Tous les sites que couvrent les permis de Paret Petroleum ont du pétrole, affirme son CEO. Cependant, la chute du prix du baril de pétrole sur le marché international rend ces gisements économiquement moins intéressants à l’heure actuelle. C’est pourquoi, la compagnie espérait d’abord exploiter le pétrole au Plateau Central, pour ensuite, à partir de l’argent généré, attaquer les autres puits.

 EMMANUEL PARET montrant les zones de recherche couvertes par le permis de son entreprise.
EMMANUEL PARET montrant les zones de recherche couvertes par le permis de son entreprise. Ralph Thomassaint Joseph / Challenges

Un volume important de gaz naturel
« Ce sera l’une des plus grandes découvertes de la Caraïbe. Marquez mes mots là-dessus. Nous n’avons pas seulement du pétrole mais aussi d’énormes quantités de gaz naturel », affirme Emmanuel Paret, en pointant les lieux de concentration de gaz sur son ordinateur. Il y a plus de gaz naturel que de pétrole en Haïti. C’est tellement énorme que nous ne le quantifions pas. Il s’agit de milliards de pieds cubes de gaz naturel. » Dans le rapport de Radiant Exploration Inc, inclus dans un document soumis au BME, il est ainsi possible de lire : « Des gisements de gaz ont aussi été détectés par le RNM. Leur dimension s’étend au-delà des limites accordées à Paret Petroleum. »

L’exploration du pétrole en Haïti grève la compagnie de dettes qu’elle souhaite honorer auprès des investisseurs et des banques. Aujourd’hui, Paret Petroleum doit plus de cinq millions de dollars suite aux travaux de prospection. Selon son directeur, le principal blocage actuel vient du Bureau des Mines et de l’Energie. « Je ne veux accuser personne mais les gens tireront leurs propres conclusions », se contente de dire Emmanuel Paret qui estime qu’il s’agit d’une grande opportunité pour le pays que le BME est en train de mal gérer.

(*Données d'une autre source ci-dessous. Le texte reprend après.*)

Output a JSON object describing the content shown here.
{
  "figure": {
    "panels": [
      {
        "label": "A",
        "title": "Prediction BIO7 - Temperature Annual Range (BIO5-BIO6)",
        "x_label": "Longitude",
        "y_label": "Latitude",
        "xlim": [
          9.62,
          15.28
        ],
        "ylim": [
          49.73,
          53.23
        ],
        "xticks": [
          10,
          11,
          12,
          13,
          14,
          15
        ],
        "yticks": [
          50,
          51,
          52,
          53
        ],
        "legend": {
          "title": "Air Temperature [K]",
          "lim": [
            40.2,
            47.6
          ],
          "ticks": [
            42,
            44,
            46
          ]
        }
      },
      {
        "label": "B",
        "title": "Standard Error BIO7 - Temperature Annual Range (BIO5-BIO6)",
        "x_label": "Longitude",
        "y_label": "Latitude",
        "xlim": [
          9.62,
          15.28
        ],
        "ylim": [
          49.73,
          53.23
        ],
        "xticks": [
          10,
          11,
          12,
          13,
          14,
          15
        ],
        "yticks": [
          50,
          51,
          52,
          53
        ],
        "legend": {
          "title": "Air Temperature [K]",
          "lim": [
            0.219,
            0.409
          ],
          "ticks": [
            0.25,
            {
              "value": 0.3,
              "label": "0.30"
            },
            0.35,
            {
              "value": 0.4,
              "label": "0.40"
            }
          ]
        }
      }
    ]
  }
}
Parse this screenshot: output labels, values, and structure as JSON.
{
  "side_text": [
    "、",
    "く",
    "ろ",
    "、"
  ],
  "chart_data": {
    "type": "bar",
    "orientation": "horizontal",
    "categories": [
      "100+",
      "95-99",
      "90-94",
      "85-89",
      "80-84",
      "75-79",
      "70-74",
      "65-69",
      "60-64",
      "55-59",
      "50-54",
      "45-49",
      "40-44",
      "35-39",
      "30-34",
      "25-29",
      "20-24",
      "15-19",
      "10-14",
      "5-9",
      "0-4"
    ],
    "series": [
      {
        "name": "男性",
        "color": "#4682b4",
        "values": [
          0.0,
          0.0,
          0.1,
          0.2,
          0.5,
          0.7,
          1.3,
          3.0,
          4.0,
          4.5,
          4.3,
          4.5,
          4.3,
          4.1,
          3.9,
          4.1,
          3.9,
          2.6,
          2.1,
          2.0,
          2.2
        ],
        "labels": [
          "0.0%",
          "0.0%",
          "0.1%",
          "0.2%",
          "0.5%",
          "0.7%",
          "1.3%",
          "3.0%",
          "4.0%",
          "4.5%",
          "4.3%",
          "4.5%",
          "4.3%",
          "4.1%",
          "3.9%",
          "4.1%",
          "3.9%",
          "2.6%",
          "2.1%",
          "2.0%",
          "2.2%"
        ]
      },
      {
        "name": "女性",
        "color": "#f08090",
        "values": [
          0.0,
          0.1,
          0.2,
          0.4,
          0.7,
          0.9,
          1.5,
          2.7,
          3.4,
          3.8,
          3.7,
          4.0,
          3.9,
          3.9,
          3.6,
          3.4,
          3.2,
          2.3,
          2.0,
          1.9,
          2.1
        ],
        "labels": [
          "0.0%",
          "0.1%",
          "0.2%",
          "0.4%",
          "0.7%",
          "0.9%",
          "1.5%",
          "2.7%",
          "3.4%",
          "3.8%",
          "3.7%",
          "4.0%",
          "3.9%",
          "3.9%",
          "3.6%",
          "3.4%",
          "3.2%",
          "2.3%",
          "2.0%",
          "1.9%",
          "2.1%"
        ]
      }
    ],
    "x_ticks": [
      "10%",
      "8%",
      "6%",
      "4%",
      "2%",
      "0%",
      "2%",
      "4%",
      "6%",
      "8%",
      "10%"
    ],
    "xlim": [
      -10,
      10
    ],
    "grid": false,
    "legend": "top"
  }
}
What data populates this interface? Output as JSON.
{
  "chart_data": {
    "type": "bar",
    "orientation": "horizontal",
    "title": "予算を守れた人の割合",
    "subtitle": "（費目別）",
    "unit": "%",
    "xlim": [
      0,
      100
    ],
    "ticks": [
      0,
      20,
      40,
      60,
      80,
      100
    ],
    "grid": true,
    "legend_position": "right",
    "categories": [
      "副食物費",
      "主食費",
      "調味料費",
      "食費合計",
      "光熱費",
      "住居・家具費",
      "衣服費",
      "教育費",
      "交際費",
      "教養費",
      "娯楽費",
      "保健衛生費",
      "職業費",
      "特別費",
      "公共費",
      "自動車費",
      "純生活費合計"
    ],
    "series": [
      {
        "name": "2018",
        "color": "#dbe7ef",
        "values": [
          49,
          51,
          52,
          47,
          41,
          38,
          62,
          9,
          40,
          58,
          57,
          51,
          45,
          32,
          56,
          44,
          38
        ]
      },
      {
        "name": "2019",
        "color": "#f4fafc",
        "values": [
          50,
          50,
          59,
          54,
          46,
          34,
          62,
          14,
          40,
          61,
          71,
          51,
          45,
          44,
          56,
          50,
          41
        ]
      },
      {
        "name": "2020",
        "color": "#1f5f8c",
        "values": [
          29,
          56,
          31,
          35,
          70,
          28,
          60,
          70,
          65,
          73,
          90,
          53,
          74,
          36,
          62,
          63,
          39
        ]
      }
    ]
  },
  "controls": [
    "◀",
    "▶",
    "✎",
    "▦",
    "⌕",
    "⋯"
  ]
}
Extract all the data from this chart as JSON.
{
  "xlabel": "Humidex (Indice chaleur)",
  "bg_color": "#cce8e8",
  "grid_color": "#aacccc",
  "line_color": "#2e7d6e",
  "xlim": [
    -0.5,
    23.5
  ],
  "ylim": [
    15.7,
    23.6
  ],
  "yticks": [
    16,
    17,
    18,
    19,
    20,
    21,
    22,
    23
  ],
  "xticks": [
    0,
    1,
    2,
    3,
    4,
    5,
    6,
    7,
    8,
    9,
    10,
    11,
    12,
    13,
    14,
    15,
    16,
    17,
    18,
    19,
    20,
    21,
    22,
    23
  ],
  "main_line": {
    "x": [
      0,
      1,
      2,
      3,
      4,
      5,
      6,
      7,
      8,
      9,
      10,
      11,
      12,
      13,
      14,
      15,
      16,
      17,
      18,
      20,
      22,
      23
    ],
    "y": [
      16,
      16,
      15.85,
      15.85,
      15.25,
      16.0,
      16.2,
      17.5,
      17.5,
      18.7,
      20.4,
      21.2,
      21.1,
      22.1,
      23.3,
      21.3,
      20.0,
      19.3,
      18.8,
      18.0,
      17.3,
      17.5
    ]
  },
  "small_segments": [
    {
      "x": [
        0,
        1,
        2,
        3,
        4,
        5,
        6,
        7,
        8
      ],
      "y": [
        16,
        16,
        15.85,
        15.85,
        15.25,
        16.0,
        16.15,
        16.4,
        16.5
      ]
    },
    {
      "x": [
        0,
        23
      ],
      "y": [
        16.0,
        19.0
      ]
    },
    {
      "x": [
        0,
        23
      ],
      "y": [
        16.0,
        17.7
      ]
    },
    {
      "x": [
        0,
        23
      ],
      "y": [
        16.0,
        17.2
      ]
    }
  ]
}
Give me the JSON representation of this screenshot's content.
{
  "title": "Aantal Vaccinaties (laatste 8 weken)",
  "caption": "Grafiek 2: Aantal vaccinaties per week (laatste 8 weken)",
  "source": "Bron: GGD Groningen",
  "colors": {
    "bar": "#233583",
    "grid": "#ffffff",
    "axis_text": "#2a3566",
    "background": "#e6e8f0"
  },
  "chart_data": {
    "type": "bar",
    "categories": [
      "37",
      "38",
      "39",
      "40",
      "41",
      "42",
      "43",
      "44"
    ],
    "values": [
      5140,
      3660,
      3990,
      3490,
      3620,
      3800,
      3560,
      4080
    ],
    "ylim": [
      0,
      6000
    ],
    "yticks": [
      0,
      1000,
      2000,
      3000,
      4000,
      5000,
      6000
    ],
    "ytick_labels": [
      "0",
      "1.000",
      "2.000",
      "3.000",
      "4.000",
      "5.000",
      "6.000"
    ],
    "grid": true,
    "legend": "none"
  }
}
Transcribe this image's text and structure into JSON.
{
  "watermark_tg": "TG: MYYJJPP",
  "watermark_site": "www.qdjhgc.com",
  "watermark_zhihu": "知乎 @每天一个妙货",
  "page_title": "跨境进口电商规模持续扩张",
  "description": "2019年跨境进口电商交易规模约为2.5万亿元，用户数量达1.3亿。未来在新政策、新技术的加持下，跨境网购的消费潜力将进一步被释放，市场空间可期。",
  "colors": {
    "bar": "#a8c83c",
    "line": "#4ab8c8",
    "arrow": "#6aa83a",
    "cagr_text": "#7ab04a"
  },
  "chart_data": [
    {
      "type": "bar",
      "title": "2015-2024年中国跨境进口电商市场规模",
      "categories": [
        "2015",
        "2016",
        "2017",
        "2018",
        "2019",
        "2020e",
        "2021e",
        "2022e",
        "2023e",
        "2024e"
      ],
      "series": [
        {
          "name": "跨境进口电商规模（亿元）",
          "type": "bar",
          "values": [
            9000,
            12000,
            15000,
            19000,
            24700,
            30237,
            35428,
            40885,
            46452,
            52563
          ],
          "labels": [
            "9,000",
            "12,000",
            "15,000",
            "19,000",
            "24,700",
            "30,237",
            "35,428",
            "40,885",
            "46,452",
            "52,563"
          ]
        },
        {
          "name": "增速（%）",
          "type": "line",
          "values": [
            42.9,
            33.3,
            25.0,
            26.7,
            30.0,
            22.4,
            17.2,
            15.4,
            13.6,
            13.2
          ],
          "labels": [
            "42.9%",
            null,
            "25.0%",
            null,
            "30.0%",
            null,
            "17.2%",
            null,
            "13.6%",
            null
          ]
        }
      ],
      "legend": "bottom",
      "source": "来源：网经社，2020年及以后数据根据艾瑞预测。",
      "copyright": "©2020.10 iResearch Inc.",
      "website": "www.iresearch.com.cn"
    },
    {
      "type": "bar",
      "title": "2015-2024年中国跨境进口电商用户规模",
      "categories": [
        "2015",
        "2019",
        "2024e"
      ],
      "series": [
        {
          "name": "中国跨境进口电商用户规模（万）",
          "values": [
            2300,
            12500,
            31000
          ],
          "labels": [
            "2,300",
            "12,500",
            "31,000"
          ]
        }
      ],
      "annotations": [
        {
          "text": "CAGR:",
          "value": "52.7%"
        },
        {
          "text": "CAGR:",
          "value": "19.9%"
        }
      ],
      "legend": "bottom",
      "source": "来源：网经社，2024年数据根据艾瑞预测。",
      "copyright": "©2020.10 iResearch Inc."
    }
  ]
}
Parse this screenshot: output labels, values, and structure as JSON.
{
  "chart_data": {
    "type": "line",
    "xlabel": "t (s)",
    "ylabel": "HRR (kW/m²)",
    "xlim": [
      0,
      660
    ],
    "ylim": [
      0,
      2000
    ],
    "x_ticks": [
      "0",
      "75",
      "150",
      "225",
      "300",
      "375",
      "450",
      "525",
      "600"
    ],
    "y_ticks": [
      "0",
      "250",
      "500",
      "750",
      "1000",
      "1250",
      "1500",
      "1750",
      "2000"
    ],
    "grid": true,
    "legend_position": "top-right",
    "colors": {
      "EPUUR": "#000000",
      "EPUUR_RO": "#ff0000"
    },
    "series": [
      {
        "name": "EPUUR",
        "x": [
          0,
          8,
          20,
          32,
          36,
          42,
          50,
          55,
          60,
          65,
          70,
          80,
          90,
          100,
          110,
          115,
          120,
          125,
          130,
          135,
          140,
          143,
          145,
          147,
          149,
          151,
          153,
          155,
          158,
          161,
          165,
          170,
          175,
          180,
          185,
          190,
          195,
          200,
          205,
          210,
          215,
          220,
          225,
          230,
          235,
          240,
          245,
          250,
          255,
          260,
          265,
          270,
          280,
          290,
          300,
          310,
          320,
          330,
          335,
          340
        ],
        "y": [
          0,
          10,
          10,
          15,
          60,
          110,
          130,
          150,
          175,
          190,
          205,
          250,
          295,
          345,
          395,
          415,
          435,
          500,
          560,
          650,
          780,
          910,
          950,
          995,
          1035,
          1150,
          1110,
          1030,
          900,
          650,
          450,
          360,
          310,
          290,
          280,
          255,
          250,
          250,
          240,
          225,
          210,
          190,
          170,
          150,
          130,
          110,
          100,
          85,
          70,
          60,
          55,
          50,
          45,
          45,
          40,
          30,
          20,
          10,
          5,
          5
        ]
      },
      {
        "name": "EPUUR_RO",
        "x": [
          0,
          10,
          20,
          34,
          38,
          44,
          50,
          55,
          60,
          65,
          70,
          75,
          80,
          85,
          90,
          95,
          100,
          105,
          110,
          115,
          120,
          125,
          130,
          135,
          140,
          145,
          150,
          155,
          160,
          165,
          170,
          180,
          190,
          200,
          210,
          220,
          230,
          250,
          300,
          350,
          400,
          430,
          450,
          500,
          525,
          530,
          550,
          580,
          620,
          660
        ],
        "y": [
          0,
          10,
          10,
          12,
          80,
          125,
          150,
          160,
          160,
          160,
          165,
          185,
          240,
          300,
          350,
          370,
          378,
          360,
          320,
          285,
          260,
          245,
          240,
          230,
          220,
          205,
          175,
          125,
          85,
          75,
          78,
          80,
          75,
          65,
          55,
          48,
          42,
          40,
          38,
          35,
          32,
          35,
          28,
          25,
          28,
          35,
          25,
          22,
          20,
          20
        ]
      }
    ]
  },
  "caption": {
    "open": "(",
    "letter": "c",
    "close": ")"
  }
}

L’un des facteurs que la compagnie a du mal à gérer, c’est l’instabilité au niveau de l’administration politique. De temps en temps, les ministres, les Premiers ministres, les directeurs généraux changent. Et avec chaque nouvelle personne, il faut recommencer les négociations. Et Paret Petroleum ambitionne également de construire une raffinerie qui permettrait de réduire considérablement la facture des hydrocarbures et contribuer à renflouer les caisses de l’Etat.

Le bruit de l’existence du pétrole en Haïti alimente beaucoup de rumeurs. D’aucuns avancent ainsi que les réserves locales seraient les réserves stratégiques des Etats-Unis. Mais Emmanuel Paret le voit autrement. Pour lui, les Etats-Unis sont un pays capitaliste qui n’entraverait jamais le secteur privé dans l’exploitation du pétrole.